Published Wednesday in The New England Journal of Medicine, the international study was designed to inform organ donation decisions by providing evidence to back the current method used to declare someone dead in an intensive care unit.

“We wanted to study the dying process scientifically,” said study lead Dr. Sonny Dhanani, CHEO’s chief of critical care.

Six years in the making, the study on the physiology of dying largely supports the standard practice of declaring a flatlined patient dead after five minutes without a pulse.

It’s a necessary and critical step in the organ donation process.

“We’re very confident when we look at the findings of this study, we’ve got the scientific evidence to reaffirm our current standards in organ donation,” Dhanani said.

Researchers studied the deaths of 480 adults at 20 intensive care units in Canada, the Czech Republic and the Netherlands. Patients were only eligible if their surrogate decision makers had opted to withdraw life support measures and if “imminent death” was anticipated.

Researchers later examined the electrocardiogram and blood pressure records of the patients, along with all bedside clinical observations.

The study found that circulatory death is not always straightforward: 14 per cent of dying patients experienced a “transient” resumption of heart activity after flatlining.

In most cases, the duration of that heart activity was brief with a median average of 3.9 seconds. In one case, it lasted 13 minutes.

The physiology of that on-again-off-again heart activity needs to be further explored, Dhanani said, but makes sense given that the heart is such a “strong and robust organ.”

None of the 67 patients who experienced a resumption of heart activity regained consciousness or survived.

In all cases, the heart activity occurred within five minutes of a patient flatlining. In one case, a patient’s heart began to pump blood again, briefly, after four minutes and 20 seconds without a pulse.

The research supports the standard protocol for organ donation, which requires that patients be declared dead only after they’ve been without a pulse for five minutes.

Dhanani said the findings also reinforce the need to “reset” the five-minute clock if a patient experiences a resumption of heart activity after flatlining. “I think that would be a very safe way to move forward,” said Dhanani.

Early in their work, researchers turned to a Toronto woman, Heather Talbot, the mother of an organ donor, for help in understanding how to approach families in ICUs about taking part in the unusual study. Her advice helped to secure a 93 per cent consent rate among the families of dying patients.

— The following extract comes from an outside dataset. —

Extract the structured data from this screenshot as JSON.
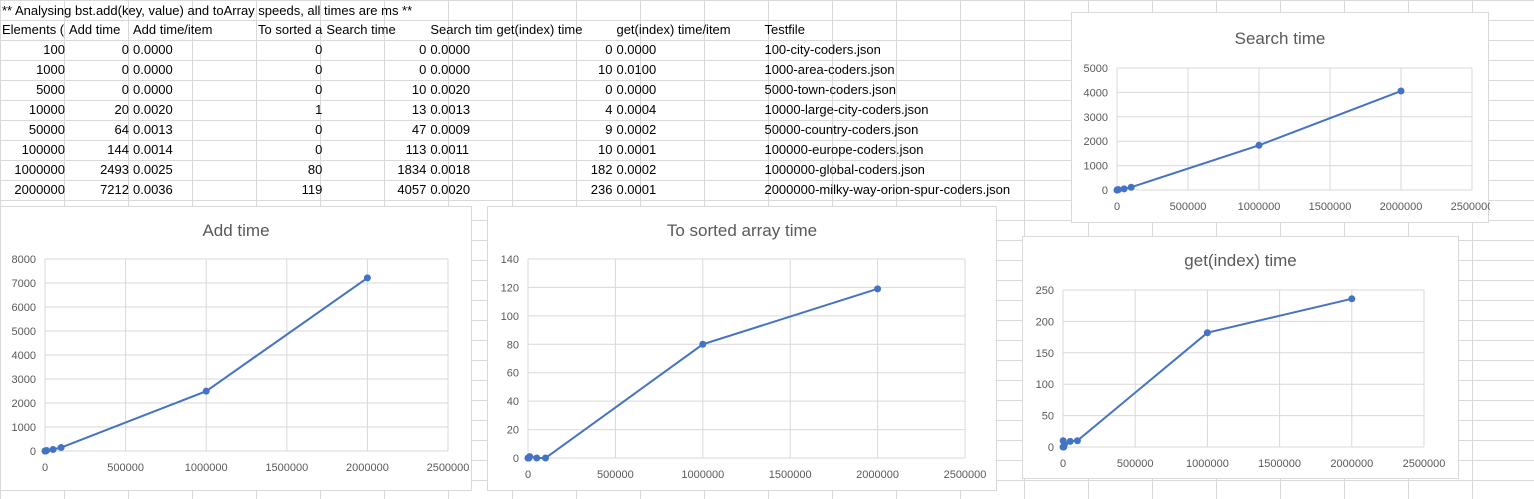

Talbot’s son, Jonathon, 22, was declared brain dead in March 2009 following a car accident; his donated kidneys, liver and lungs helped save the lives of four people. “It turns something terrible into something good,” Talbot said of organ donation.

More than 4,000 Canadians are now on waiting lists for an organ transplant.

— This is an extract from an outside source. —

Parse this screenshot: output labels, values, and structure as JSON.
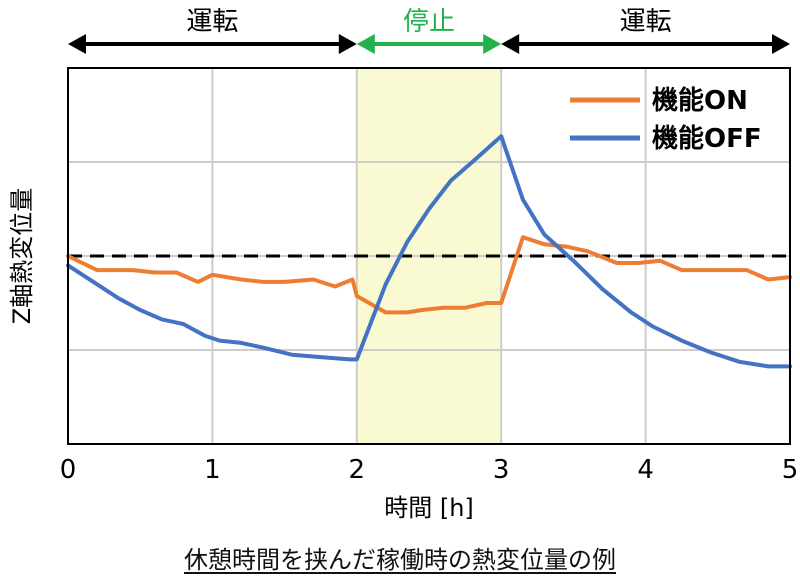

Dhanani said the study was motivated by the desire to use science to dispel some of the popular myths about patients “coming back to life” after being removed from life support and flatlining. “We think some of the stories were impacting people’s comfort level with the donation process,” he said.

Time is a critical element in the organ donation process. Once a heart stops beating, the body’s organs are no longer being perfused with blood, and any organ that goes without that supply for more than 10 minutes is usually unsuitable for transplant, Dhanani said.

In Ontario, there is no law that establishes how to determine circulatory or neurological death. In 2019, the Court of Appeal for Ontario ruled that while death is not defined in law, common law considers someone dead when there is the irreversible cessation of either cardiorespiratory or brain function.

Organ donation is governed by the “dead donor rule,” an ethical and legal requirement that says organ removal cannot be the cause of a donor’s death.